RoxyBot‑06 also features a real‑time feedback loop: as the actual auctions progress, observed price information is used to update the stochastic price model, which in turn refines the SAA optimization in subsequent bidding rounds. This dynamic adaptation allows the agent to correct any prediction bias and to react promptly to market shifts.
Experimental evaluation pits RoxyBot‑06 against a suite of competing TAC agents across multiple runs. Performance metrics include total revenue, client satisfaction (measured by itinerary feasibility), and cost efficiency. The results demonstrate that RoxyBot‑06 consistently outperforms rivals, achieving higher expected revenue and more stable outcomes. Notably, the inclusion of price covariances in the stochastic model and the use of multivariate SAA provide a measurable advantage over simpler mean‑price approaches. The real‑time model updating further improves prediction accuracy as the auction nears its end, leading to more precise bid placement.
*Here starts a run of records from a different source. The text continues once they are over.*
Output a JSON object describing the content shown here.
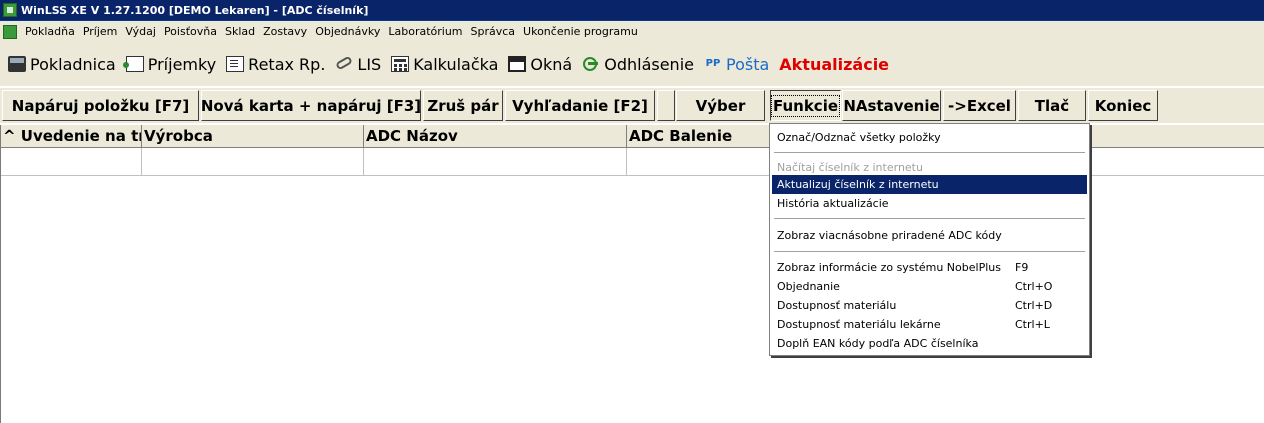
{
  "title": "WinLSS XE V 1.27.1200  [DEMO Lekaren]  - [ADC číselník]",
  "menu": [
    "Pokladňa",
    "Príjem",
    "Výdaj",
    "Poisťovňa",
    "Sklad",
    "Zostavy",
    "Objednávky",
    "Laboratórium",
    "Správca",
    "Ukončenie programu"
  ],
  "toolbar": [
    {
      "label": "Pokladnica",
      "icon": "cash-register-icon"
    },
    {
      "label": "Príjemky",
      "icon": "receipt-icon"
    },
    {
      "label": "Retax Rp.",
      "icon": "retax-icon"
    },
    {
      "label": "LIS",
      "icon": "lis-icon"
    },
    {
      "label": "Kalkulačka",
      "icon": "calculator-icon"
    },
    {
      "label": "Okná",
      "icon": "windows-icon"
    },
    {
      "label": "Odhlásenie",
      "icon": "logout-icon"
    },
    {
      "label": "Pošta",
      "icon": "mail-icon",
      "color": "#1a6ac8"
    },
    {
      "label": "Aktualizácie",
      "color": "#e00000"
    }
  ],
  "buttons": {
    "pair": "Napáruj položku [F7]",
    "new_card": "Nová karta + napáruj [F3]",
    "cancel_pair": "Zruš pár",
    "search": "Vyhľadanie [F2]",
    "select": "Výber",
    "functions": "Funkcie",
    "settings": "NAstavenie",
    "excel": "->Excel",
    "print": "Tlač",
    "end": "Koniec"
  },
  "grid": {
    "columns": [
      "^ Uvedenie na trh",
      "Výrobca",
      "ADC Názov",
      "ADC Balenie"
    ]
  },
  "dropdown": {
    "items": [
      {
        "label": "Označ/Odznač všetky položky"
      },
      {
        "label": "Načítaj číselník z internetu",
        "disabled": true
      },
      {
        "label": "Aktualizuj číselník z internetu",
        "highlighted": true
      },
      {
        "label": "História aktualizácie"
      },
      {
        "label": "Zobraz viacnásobne priradené ADC kódy"
      },
      {
        "label": "Zobraz informácie zo systému NobelPlus",
        "shortcut": "F9"
      },
      {
        "label": "Objednanie",
        "shortcut": "Ctrl+O"
      },
      {
        "label": "Dostupnosť materiálu",
        "shortcut": "Ctrl+D"
      },
      {
        "label": "Dostupnosť materiálu lekárne",
        "shortcut": "Ctrl+L"
      },
      {
        "label": "Doplň EAN kódy podľa ADC číselníka"
      }
    ]
  },
  "colors": {
    "titlebar": "#0a246a",
    "highlight": "#0a246a",
    "mail": "#1a6ac8",
    "update": "#e00000"
  }
}
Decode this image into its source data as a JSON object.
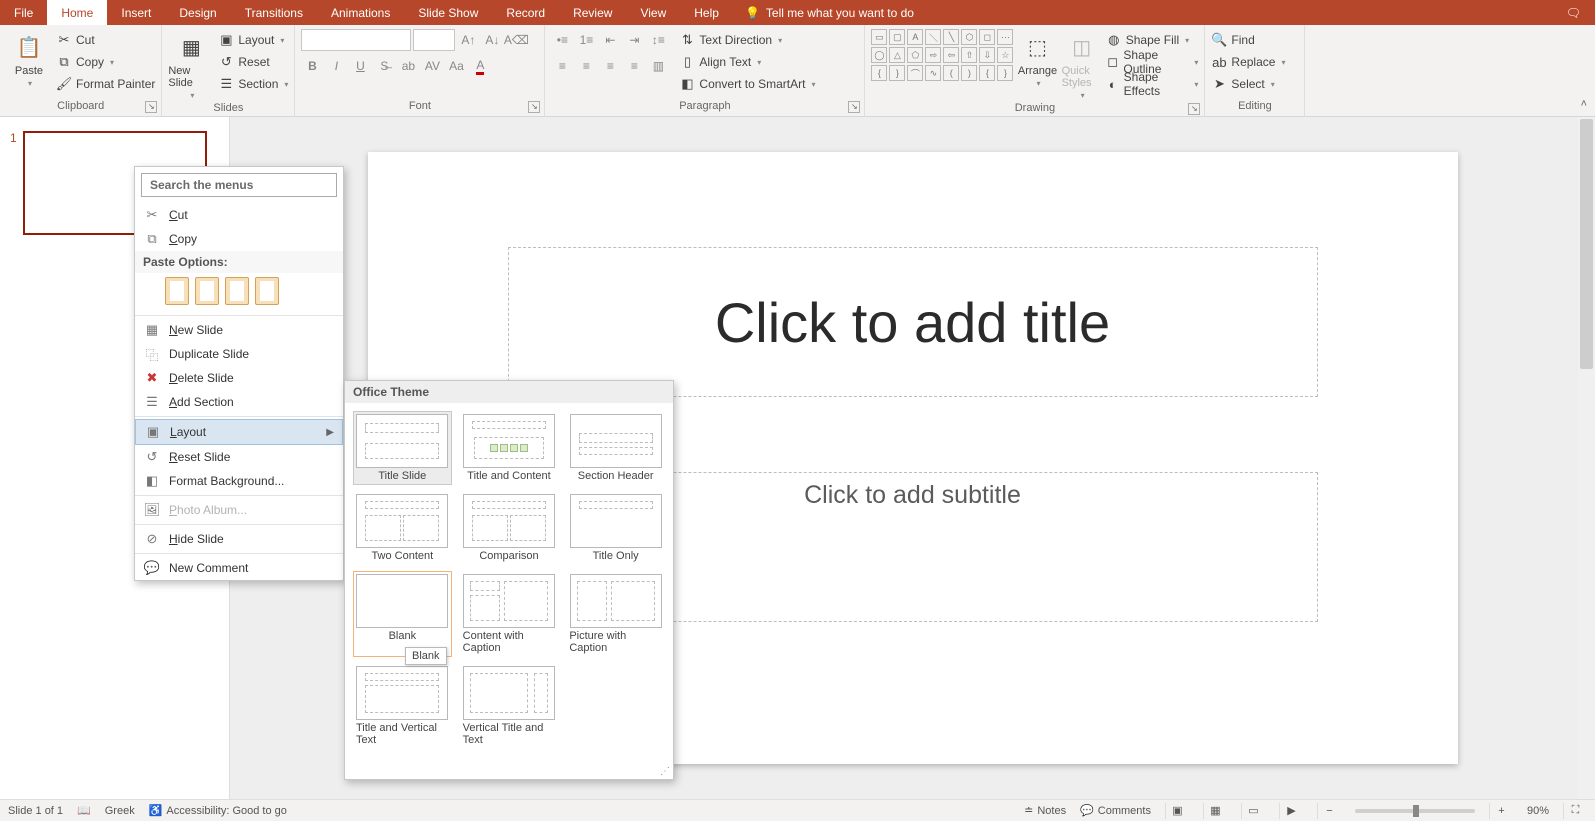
{
  "ribbon": {
    "tabs": [
      "File",
      "Home",
      "Insert",
      "Design",
      "Transitions",
      "Animations",
      "Slide Show",
      "Record",
      "Review",
      "View",
      "Help"
    ],
    "active_tab": "Home",
    "tell_me": "Tell me what you want to do",
    "groups": {
      "clipboard": {
        "label": "Clipboard",
        "paste": "Paste",
        "cut": "Cut",
        "copy": "Copy",
        "format_painter": "Format Painter"
      },
      "slides": {
        "label": "Slides",
        "new_slide": "New Slide",
        "layout": "Layout",
        "reset": "Reset",
        "section": "Section"
      },
      "font": {
        "label": "Font"
      },
      "paragraph": {
        "label": "Paragraph",
        "text_direction": "Text Direction",
        "align_text": "Align Text",
        "smartart": "Convert to SmartArt"
      },
      "drawing": {
        "label": "Drawing",
        "arrange": "Arrange",
        "quick_styles": "Quick Styles",
        "shape_fill": "Shape Fill",
        "shape_outline": "Shape Outline",
        "shape_effects": "Shape Effects"
      },
      "editing": {
        "label": "Editing",
        "find": "Find",
        "replace": "Replace",
        "select": "Select"
      }
    }
  },
  "context_menu": {
    "search_placeholder": "Search the menus",
    "cut": "Cut",
    "copy": "Copy",
    "paste_hdr": "Paste Options:",
    "new_slide": "New Slide",
    "duplicate": "Duplicate Slide",
    "delete": "Delete Slide",
    "add_section": "Add Section",
    "layout": "Layout",
    "reset": "Reset Slide",
    "format_bg": "Format Background...",
    "photo_album": "Photo Album...",
    "hide": "Hide Slide",
    "new_comment": "New Comment"
  },
  "layout_flyout": {
    "header": "Office Theme",
    "items": [
      "Title Slide",
      "Title and Content",
      "Section Header",
      "Two Content",
      "Comparison",
      "Title Only",
      "Blank",
      "Content with Caption",
      "Picture with Caption",
      "Title and Vertical Text",
      "Vertical Title and Text"
    ],
    "tooltip": "Blank"
  },
  "slide": {
    "title_ph": "Click to add title",
    "subtitle_ph": "Click to add subtitle",
    "thumb_num": "1"
  },
  "status": {
    "slide": "Slide 1 of 1",
    "lang": "Greek",
    "a11y": "Accessibility: Good to go",
    "notes": "Notes",
    "comments": "Comments",
    "zoom": "90%"
  }
}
The authors conclude by outlining future research directions: (1) richer opponent‑behavior models to better anticipate strategic bidding, (2) adaptive sampling strategies that balance computational effort with solution quality in large‑scale auctions, and (3) integration of reinforcement‑learning techniques to enable end‑to‑end learning of both prediction and optimization components. These extensions aim to generalize the stochastic prediction‑optimization framework of RoxyBot‑06 to broader domains such as electronic marketplaces, supply‑chain procurement, and autonomous financial trading.